White House National Security Council spokesperson John Kirby said that more investigations are needed to determine the Russian government's involvement in distributed denial-of-service attacks that disrupted more than a dozen airports across the U.S. on Monday, according to ABC News.
"We just don't really understand fully who's behind this, what the motivation was, certainly at what level if any Kremlin officials were aware. We just don't know," said Kirby in an interview. Investigations on the incident are already underway, noted Kirby, who added that moves to strengthen cyber resilience will be undertaken. Mandiant Head of Intelligence Analysis John Hultquist noted that the attacks against the airport sites have been conducted by Russian hacktivist group Killnet, which has begun targeting Ukraine and its allies, including the U.S., since the Russian invasion of Ukraine commenced in February. While other hacktivist groups have been linked to state-backed threat actors, there has been no evidence suggesting the same for Killnet, said Hultquist.

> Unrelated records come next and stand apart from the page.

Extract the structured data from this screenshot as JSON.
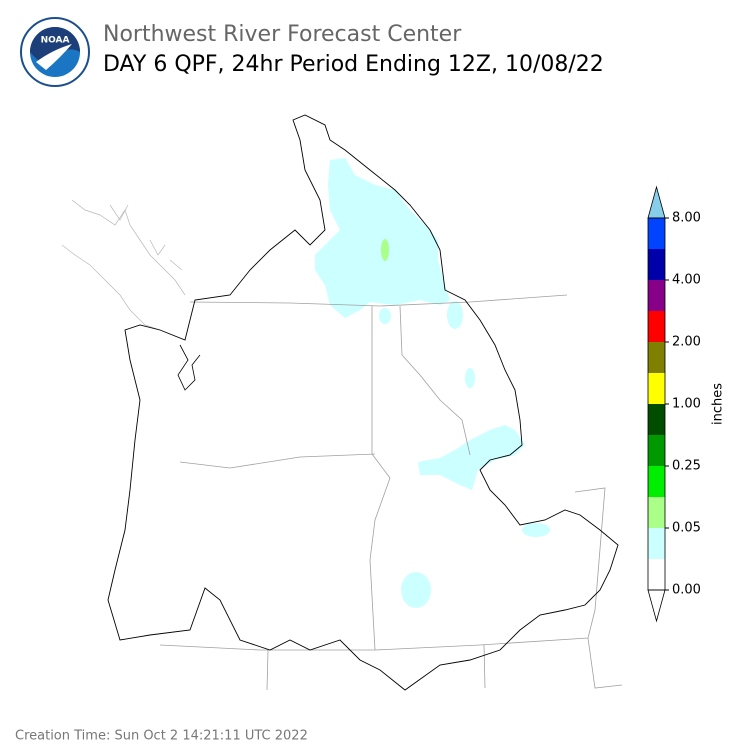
{
  "header": {
    "logo_text": "NOAA",
    "org": "Northwest River Forecast Center",
    "title": "DAY 6 QPF, 24hr Period Ending 12Z, 10/08/22"
  },
  "colorbar": {
    "label": "inches",
    "ticks": [
      "0.00",
      "0.05",
      "0.25",
      "1.00",
      "2.00",
      "4.00",
      "8.00"
    ],
    "colors": [
      "#ffffff",
      "#ccffff",
      "#aaff88",
      "#00ee00",
      "#009900",
      "#004d00",
      "#ffff00",
      "#808000",
      "#ff0000",
      "#880088",
      "#0000aa",
      "#0044ff"
    ],
    "under_color": "#ffffff",
    "over_color": "#87ceeb"
  },
  "footer": {
    "creation_time": "Creation Time: Sun Oct 2 14:21:11 UTC 2022"
  }
}
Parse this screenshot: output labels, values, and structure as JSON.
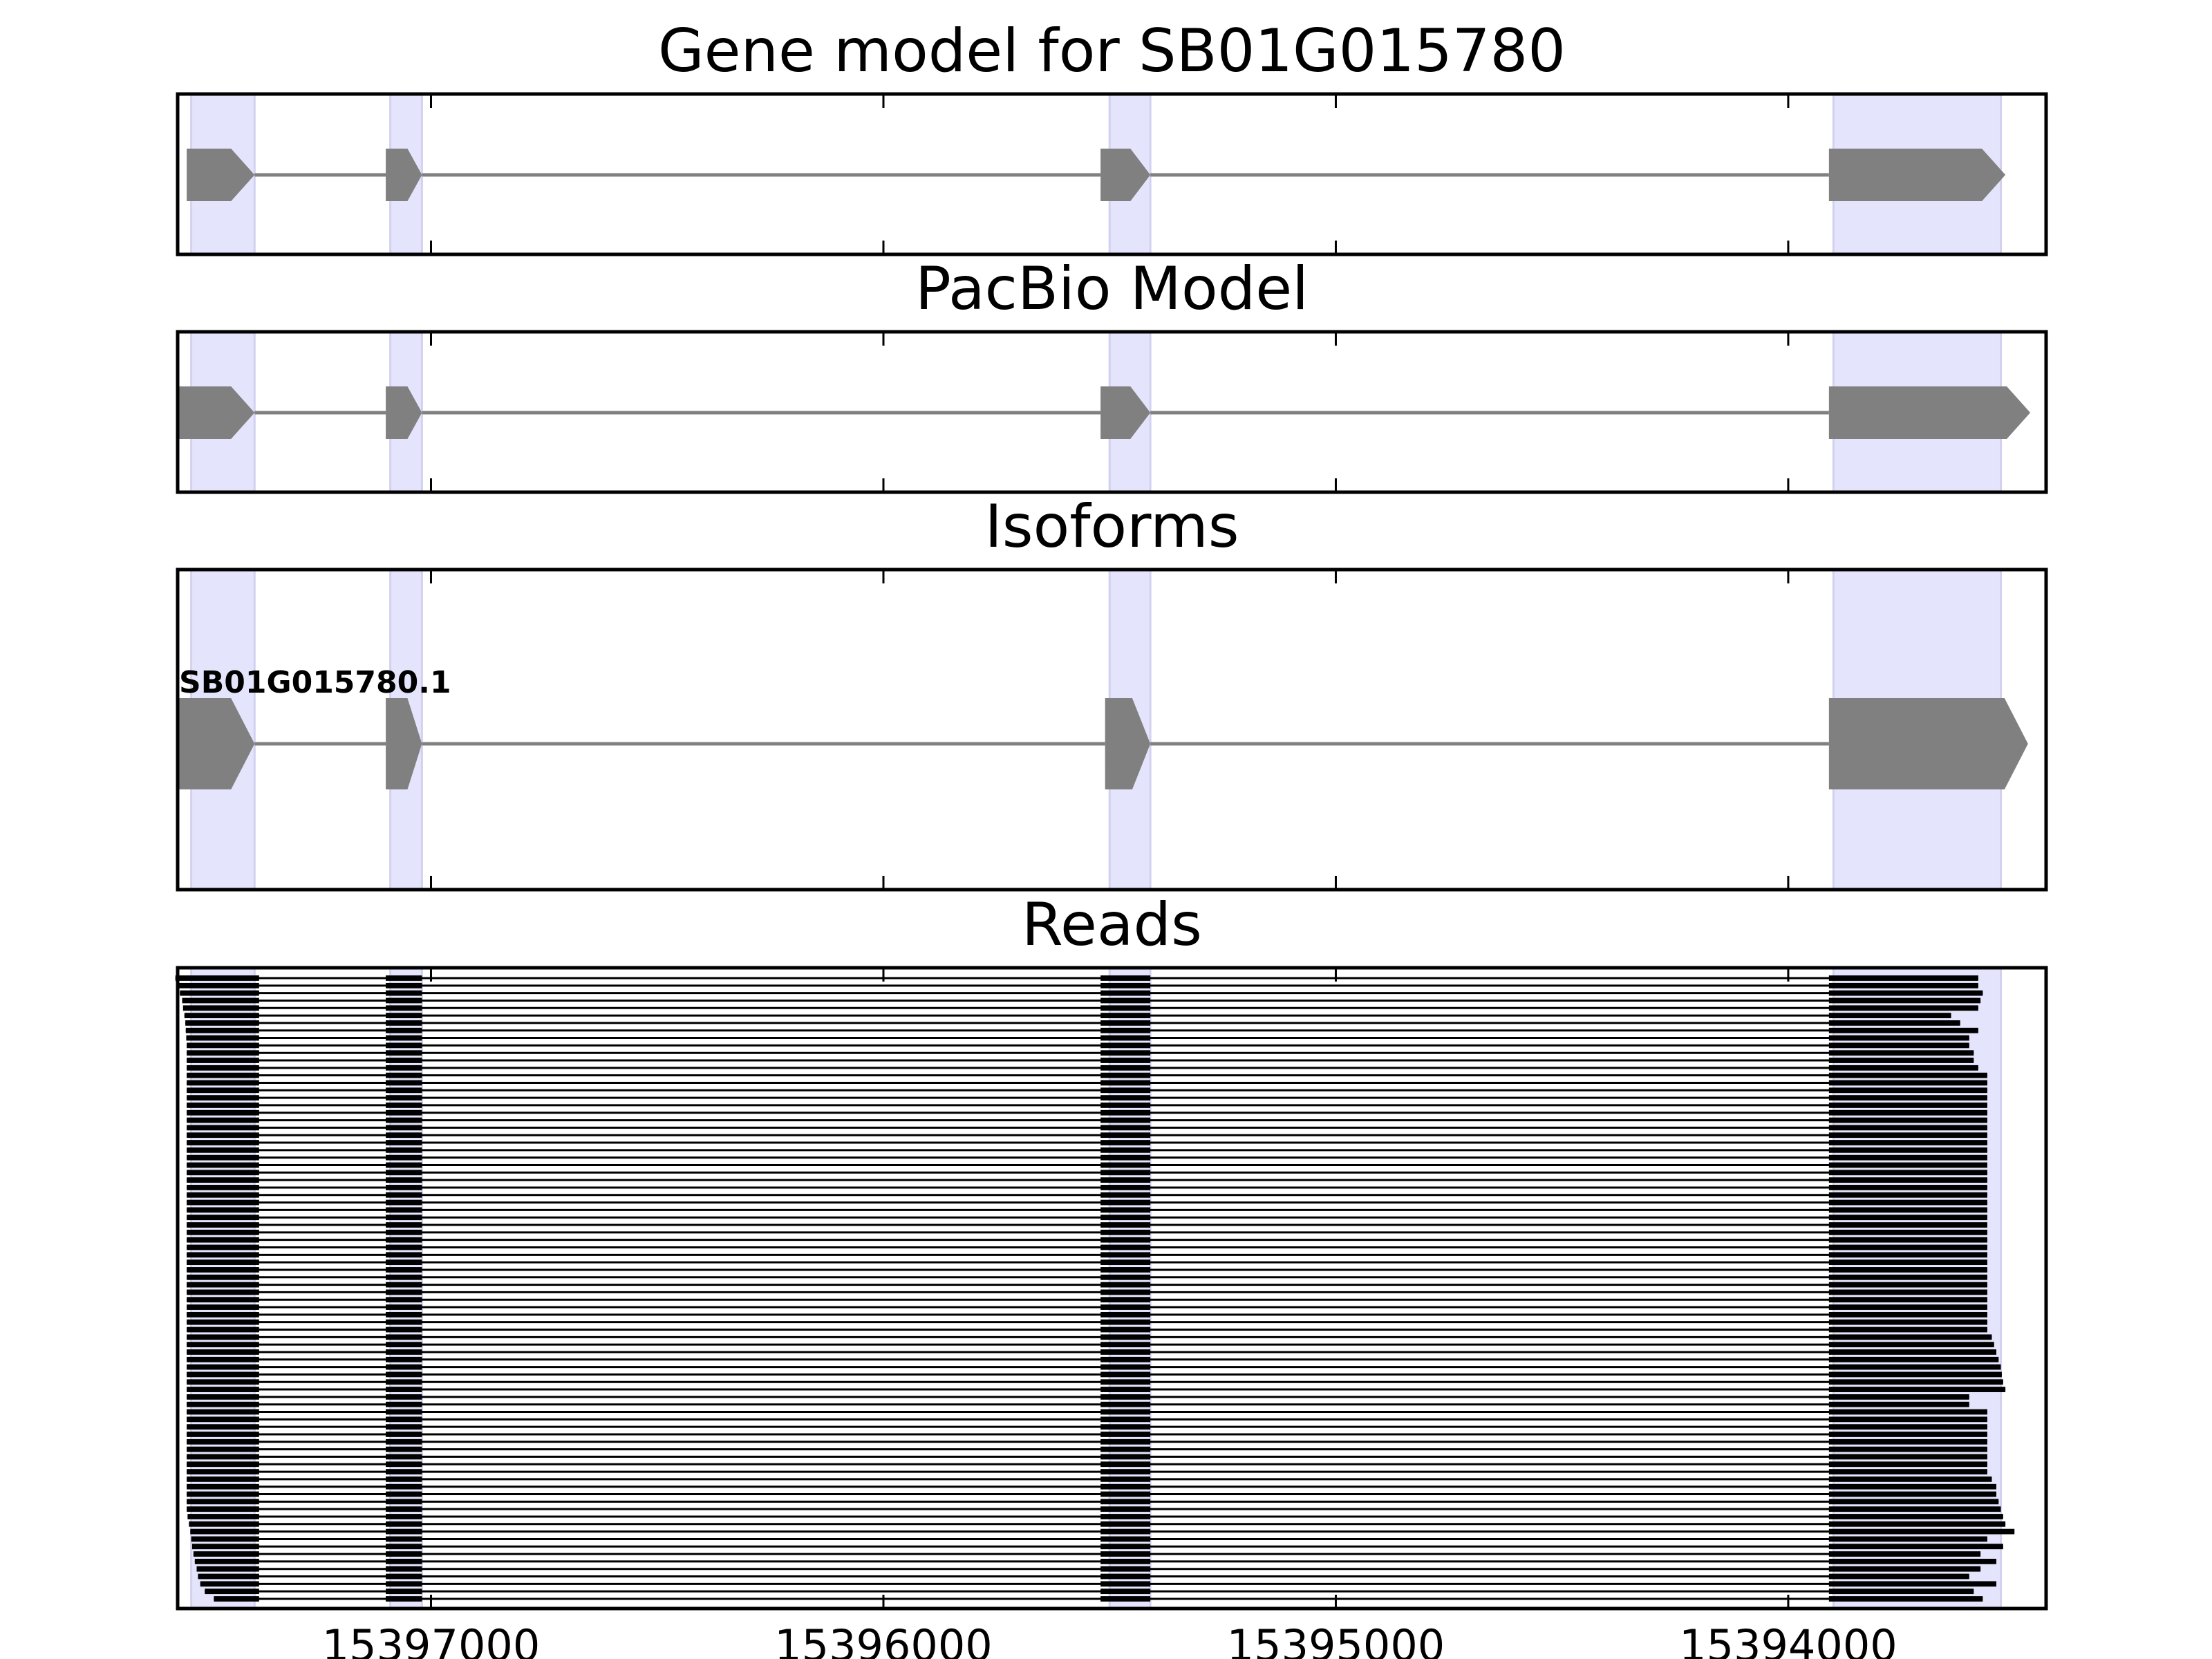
{
  "chart_data": {
    "type": "gene_model_tracks",
    "x_axis": {
      "reversed": true,
      "xlim": [
        15397560,
        15393430
      ],
      "ticks": [
        15397000,
        15396000,
        15395000,
        15394000
      ],
      "tick_labels": [
        "15397000",
        "15396000",
        "15395000",
        "15394000"
      ],
      "grid": false
    },
    "highlight_color": "#e4e4fc",
    "feature_color": "#808080",
    "read_color": "#000000",
    "highlights": [
      {
        "start": 15397530,
        "end": 15397390
      },
      {
        "start": 15397090,
        "end": 15397020
      },
      {
        "start": 15395500,
        "end": 15395410
      },
      {
        "start": 15393900,
        "end": 15393530
      }
    ],
    "panels": [
      {
        "title": "Gene model for SB01G015780",
        "name": "gene-model",
        "exons": [
          {
            "start": 15397540,
            "end": 15397390
          },
          {
            "start": 15397100,
            "end": 15397020
          },
          {
            "start": 15395520,
            "end": 15395410
          },
          {
            "start": 15393910,
            "end": 15393520
          }
        ]
      },
      {
        "title": "PacBio Model",
        "name": "pacbio-model",
        "exons": [
          {
            "start": 15397560,
            "end": 15397390
          },
          {
            "start": 15397100,
            "end": 15397020
          },
          {
            "start": 15395520,
            "end": 15395410
          },
          {
            "start": 15393910,
            "end": 15393465
          }
        ]
      },
      {
        "title": "Isoforms",
        "name": "isoforms",
        "isoforms": [
          {
            "label": "SB01G015780.1",
            "exons": [
              {
                "start": 15397560,
                "end": 15397390
              },
              {
                "start": 15397100,
                "end": 15397020
              },
              {
                "start": 15395510,
                "end": 15395410
              },
              {
                "start": 15393910,
                "end": 15393470
              }
            ]
          }
        ]
      },
      {
        "title": "Reads",
        "name": "reads",
        "read_count": 84,
        "shared_exons": [
          {
            "start": 15397100,
            "end": 15397020
          },
          {
            "start": 15395520,
            "end": 15395410
          }
        ],
        "exon1_end": 15397380,
        "exon4_start": 15393910,
        "read_starts": [
          15397565,
          15397560,
          15397555,
          15397550,
          15397548,
          15397545,
          15397543,
          15397542,
          15397541,
          15397540,
          15397540,
          15397540,
          15397540,
          15397540,
          15397540,
          15397540,
          15397540,
          15397540,
          15397540,
          15397540,
          15397540,
          15397540,
          15397540,
          15397540,
          15397540,
          15397540,
          15397540,
          15397540,
          15397540,
          15397540,
          15397540,
          15397540,
          15397540,
          15397540,
          15397540,
          15397540,
          15397540,
          15397540,
          15397540,
          15397540,
          15397540,
          15397540,
          15397540,
          15397540,
          15397540,
          15397540,
          15397540,
          15397540,
          15397540,
          15397540,
          15397540,
          15397540,
          15397540,
          15397540,
          15397540,
          15397540,
          15397540,
          15397540,
          15397540,
          15397540,
          15397540,
          15397540,
          15397540,
          15397540,
          15397540,
          15397540,
          15397540,
          15397540,
          15397540,
          15397540,
          15397540,
          15397540,
          15397538,
          15397535,
          15397532,
          15397530,
          15397528,
          15397525,
          15397522,
          15397518,
          15397515,
          15397510,
          15397500,
          15397480
        ],
        "read_ends": [
          15393580,
          15393580,
          15393570,
          15393575,
          15393580,
          15393640,
          15393620,
          15393580,
          15393600,
          15393600,
          15393590,
          15393590,
          15393580,
          15393560,
          15393560,
          15393560,
          15393560,
          15393560,
          15393560,
          15393560,
          15393560,
          15393560,
          15393560,
          15393560,
          15393560,
          15393560,
          15393560,
          15393560,
          15393560,
          15393560,
          15393560,
          15393560,
          15393560,
          15393560,
          15393560,
          15393560,
          15393560,
          15393560,
          15393560,
          15393560,
          15393560,
          15393560,
          15393560,
          15393560,
          15393560,
          15393560,
          15393560,
          15393560,
          15393550,
          15393545,
          15393540,
          15393535,
          15393530,
          15393528,
          15393525,
          15393520,
          15393600,
          15393600,
          15393560,
          15393560,
          15393560,
          15393560,
          15393560,
          15393560,
          15393560,
          15393560,
          15393560,
          15393550,
          15393540,
          15393540,
          15393535,
          15393530,
          15393525,
          15393520,
          15393500,
          15393560,
          15393525,
          15393575,
          15393540,
          15393575,
          15393600,
          15393540,
          15393590,
          15393570
        ]
      }
    ]
  }
}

English and Russian-speaking Windows users are being targeted by the novel Mimic ransomware, which has been leveraging the APIs of the Everything file search tool to identify to-be encrypted files, reports BleepingComputer.
North Korean state-sponsored advanced persistent threat group TA444 has engaged in a credential harvesting campaign targeting the U.S. and Canada with OneDrive phishing emails beginning last month, according to SecurityWeek.